Торговля идет своим чередом, изредка подходят люди, рассматривают товар. Пока никто ничего не купил. Жарко, как в Африке. Впрочем, один мой знакомый из Уганды говорил, что у нас летом намного жарче. Между рядов уже полчаса ходит юная мулатка, останавливается возле каждой раскладки, пока вроде ничего не купила. Наконец добирается до меня. Горящий взгляд ее темных глаз мигом останавливается на вазе.
– За сколько уступите?
– Штука, леди, и она ваша, – называю от балды сумму. Девушка не торгуясь расплачивается, достает из дамской сумочки рулон оберточной бумаги, аккуратненько вазу оборачивает. И уходит со свертком под мышкой сражая окресный сброд своей кошачьей грацией.

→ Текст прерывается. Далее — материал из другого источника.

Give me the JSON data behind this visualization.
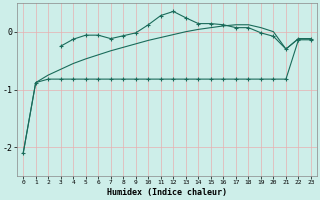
{
  "xlabel": "Humidex (Indice chaleur)",
  "x": [
    0,
    1,
    2,
    3,
    4,
    5,
    6,
    7,
    8,
    9,
    10,
    11,
    12,
    13,
    14,
    15,
    16,
    17,
    18,
    19,
    20,
    21,
    22,
    23
  ],
  "curve_bumpy": [
    null,
    null,
    null,
    -0.25,
    -0.13,
    -0.06,
    -0.06,
    -0.12,
    -0.07,
    -0.02,
    0.12,
    0.28,
    0.35,
    0.24,
    0.14,
    0.14,
    0.12,
    0.07,
    0.07,
    -0.02,
    -0.08,
    -0.3,
    -0.12,
    -0.12
  ],
  "curve_flat": [
    -2.1,
    -0.88,
    -0.82,
    -0.82,
    -0.82,
    -0.82,
    -0.82,
    -0.82,
    -0.82,
    -0.82,
    -0.82,
    -0.82,
    -0.82,
    -0.82,
    -0.82,
    -0.82,
    -0.82,
    -0.82,
    -0.82,
    -0.82,
    -0.82,
    -0.82,
    -0.14,
    -0.14
  ],
  "curve_linear": [
    -2.1,
    -0.88,
    -0.75,
    -0.65,
    -0.55,
    -0.47,
    -0.4,
    -0.33,
    -0.27,
    -0.21,
    -0.15,
    -0.1,
    -0.05,
    0.0,
    0.04,
    0.07,
    0.1,
    0.12,
    0.12,
    0.07,
    0.0,
    -0.3,
    -0.12,
    -0.12
  ],
  "bg_color": "#cdeee9",
  "grid_color": "#e8b0b0",
  "line_color": "#1a6b5a",
  "ylim": [
    -2.5,
    0.5
  ],
  "xlim": [
    -0.5,
    23.5
  ],
  "yticks": [
    -2,
    -1,
    0
  ],
  "xticks": [
    0,
    1,
    2,
    3,
    4,
    5,
    6,
    7,
    8,
    9,
    10,
    11,
    12,
    13,
    14,
    15,
    16,
    17,
    18,
    19,
    20,
    21,
    22,
    23
  ]
}
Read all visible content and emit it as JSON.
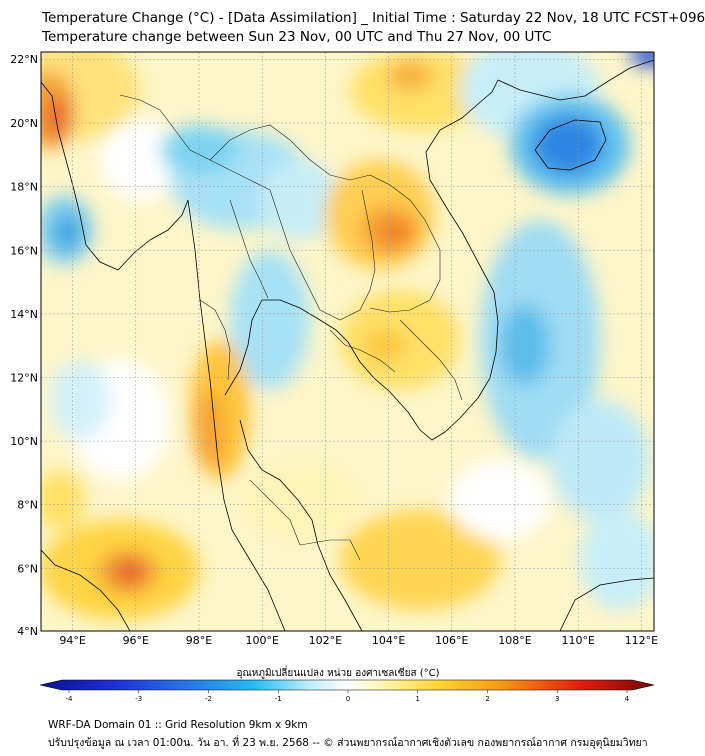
{
  "header": {
    "title_line1": "Temperature Change (°C) - [Data Assimilation] _ Initial Time : Saturday 22 Nov, 18 UTC FCST+096",
    "title_line2": "Temperature change between Sun 23 Nov, 00 UTC and Thu 27 Nov, 00 UTC"
  },
  "map": {
    "lat_labels": [
      "22°N",
      "20°N",
      "18°N",
      "16°N",
      "14°N",
      "12°N",
      "10°N",
      "8°N",
      "6°N",
      "4°N"
    ],
    "lon_labels": [
      "94°E",
      "96°E",
      "98°E",
      "100°E",
      "102°E",
      "104°E",
      "106°E",
      "108°E",
      "110°E",
      "112°E"
    ],
    "lat_range": [
      4,
      22.2
    ],
    "lon_range": [
      93,
      112.4
    ],
    "gridlines": true,
    "colors": {
      "grid": "#9a9a9a",
      "border": "#000000"
    }
  },
  "colorbar": {
    "title": "อุณหภูมิเปลี่ยนแปลง หน่วย องศาเซลเซียส (°C)",
    "ticks": [
      "-4",
      "-3",
      "-2",
      "-1",
      "0",
      "1",
      "2",
      "3",
      "4"
    ],
    "range": [
      -4,
      4
    ]
  },
  "footer": {
    "line1": "WRF-DA Domain 01 :: Grid Resolution 9km x 9km",
    "line2": "ปรับปรุงข้อมูล ณ เวลา 01:00น. วัน อา. ที่ 23 พ.ย. 2568 -- © ส่วนพยากรณ์อากาศเชิงตัวเลข กองพยากรณ์อากาศ กรมอุตุนิยมวิทยา"
  }
}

Дальше день тянется вполне рутинно. Через пару часов я решаю сворачиваться. Хочется куда-нибудь в тень, выпить холодного пива. Половина нереализованного товара уже запакована, и вдруг ко мне подходит колоритная троица. Они как будто перенеслись сюда из 90-х. В центре – невысокий средних лет мужик в очках с золотой оправой, малиновом пиджаке, с огромной золотой цепью на шее. На лице отражается брезгливое презрение к окружающим. По бокам – двое здоровенных жлобов в спортивных костюмах, кожаных куртках (это в такую-то жару!) и с золотыми цепями размером поменьше. Тип в малиновом пиджаке говорит.
– У нас спиздили вазу. По нашим сведениям она у тебя.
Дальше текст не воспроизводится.